Written by: Joe Wilcock
Awakened by a world overrun by corrupted A.I, you must pilot your "Charming Mech" and find your lost pilot whilst trying to survive the tribulations of a testing and hostile world all the while. Functioning as an isometric, twin-stick shooter, Uragun provides plenty of fast-paced, intense mech action as well as offering some surprisingly beautiful animations and graphics. Its drawbacks are only in its limiting genre of choice but for what the game is, it's great.
Never has a video game title been so apt. You are a gun. In every sense of the word, you are literally a gun. What else is a mech other than a walking tank? Uragun does not flatter itself in this regard either as it provides a plethora of different guns and special abilities in the form of "heat attacks". Both of these offensive weaponry work perfectly in conjunction to defend yourself against your enemies and combat them competently. Some weapons provided are more effective against certain types of enemies too which injects a decent level of strategy to the chaos rather than just mindless shooting. Experimentation is key, especially when considering how to best conquer large swarms versus a singular heavily armoured foe. Devising a dynamic plan in battle and executing it feels extremely satisfying and awards you with a level of control and agency in combat that I was not expecting from a game as fast-paced as this. Heat Attacks also encourage players to be offensive and aggressive as enemies will drop orbs that will power up your special attacks when defeated. All of these qualities crescendo into unrelenting warfare that remains fun and engaging throughout the game, well throughout the demo at least.

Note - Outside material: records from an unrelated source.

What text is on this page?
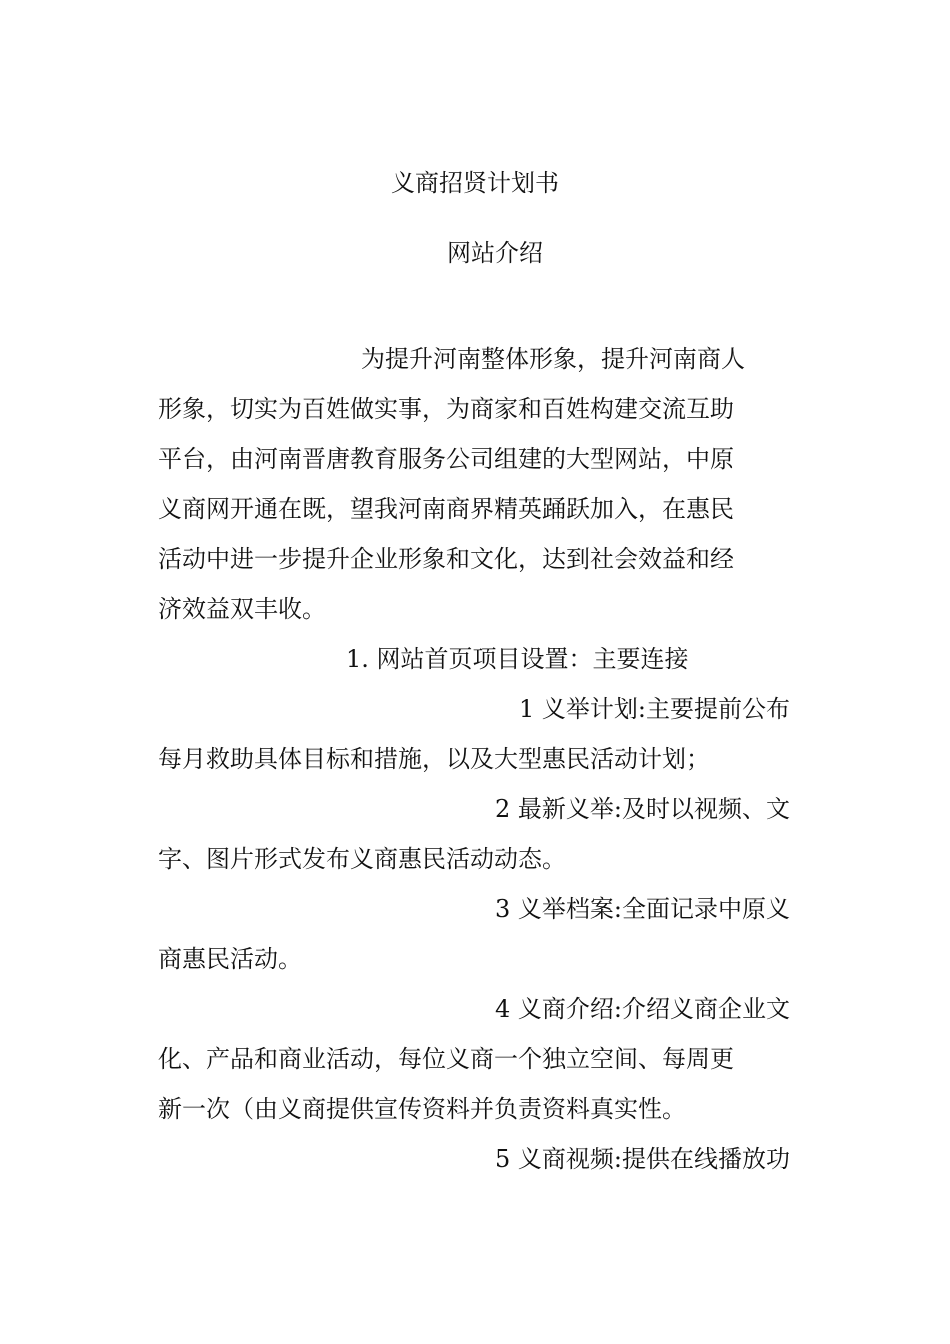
义商招贤计划书
网站介绍
为提升河南整体形象，提升河南商人
形象，切实为百姓做实事，为商家和百姓构建交流互助
平台，由河南晋唐教育服务公司组建的大型网站，中原
义商网开通在既，望我河南商界精英踊跃加入，在惠民
活动中进一步提升企业形象和文化，达到社会效益和经
济效益双丰收。
1. 网站首页项目设置：主要连接
1 义举计划:主要提前公布
每月救助具体目标和措施，以及大型惠民活动计划；
2 最新义举:及时以视频、文
字、图片形式发布义商惠民活动动态。
3 义举档案:全面记录中原义
商惠民活动。
4 义商介绍:介绍义商企业文
化、产品和商业活动，每位义商一个独立空间、每周更
新一次（由义商提供宣传资料并负责资料真实性。
5 义商视频:提供在线播放功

It seems like a no brainer but Mech combat really lends itself perfectly to the twin shooter genre, I'm surprised it hasn't been done before. It affords players much more manoeuvrability and speed as well as increased vision and scope of the battlefield. It makes a lot more sense for a machine to absorb power-ups, weapons and abilities in battle than a human, for example, as well. The only aspect that is disappointing, as far as gameplay is concerned, is the omission of multiplayer of any kind. Uragun could really benefit from including a co-op mode at the very least. It has the potential to be a special game if it was part of a larger multiplayer ecosystem filled with all the facets that come along with that, minus any egregious micro-transactions of course. With that said though, at its core it is still a solid and fun experience.
This appears to be Kool2play's first foray into gaming, with two mysterious other projects in the works, codenamed "Project Y" and "Project X". Despite their lack of experience, Uragun not only feels intuitive and smooth but it looks nothing short of amazing. The graphics on display here are quite impressive as are the animations, especially in the effects that your guns and abilities emit. When the proverbial shit hits the fan the screen fills with a celebration of explosions, lasers and lights which is a sight to behold. Add to this varied, colourful and distinct location in which to commence battle and it makes for a truly epic experience.
Uragun's brilliance is that it knows exactly what it wants and needs to be. Its focus is clear and it executes it seemingly flawlessly. With enough content and variation within, this game has the potential to be a real classic of the genre. I would recommend you keep a close eye on this title, especially if you're a big fan of Mech combat and/or twin-stick shooters!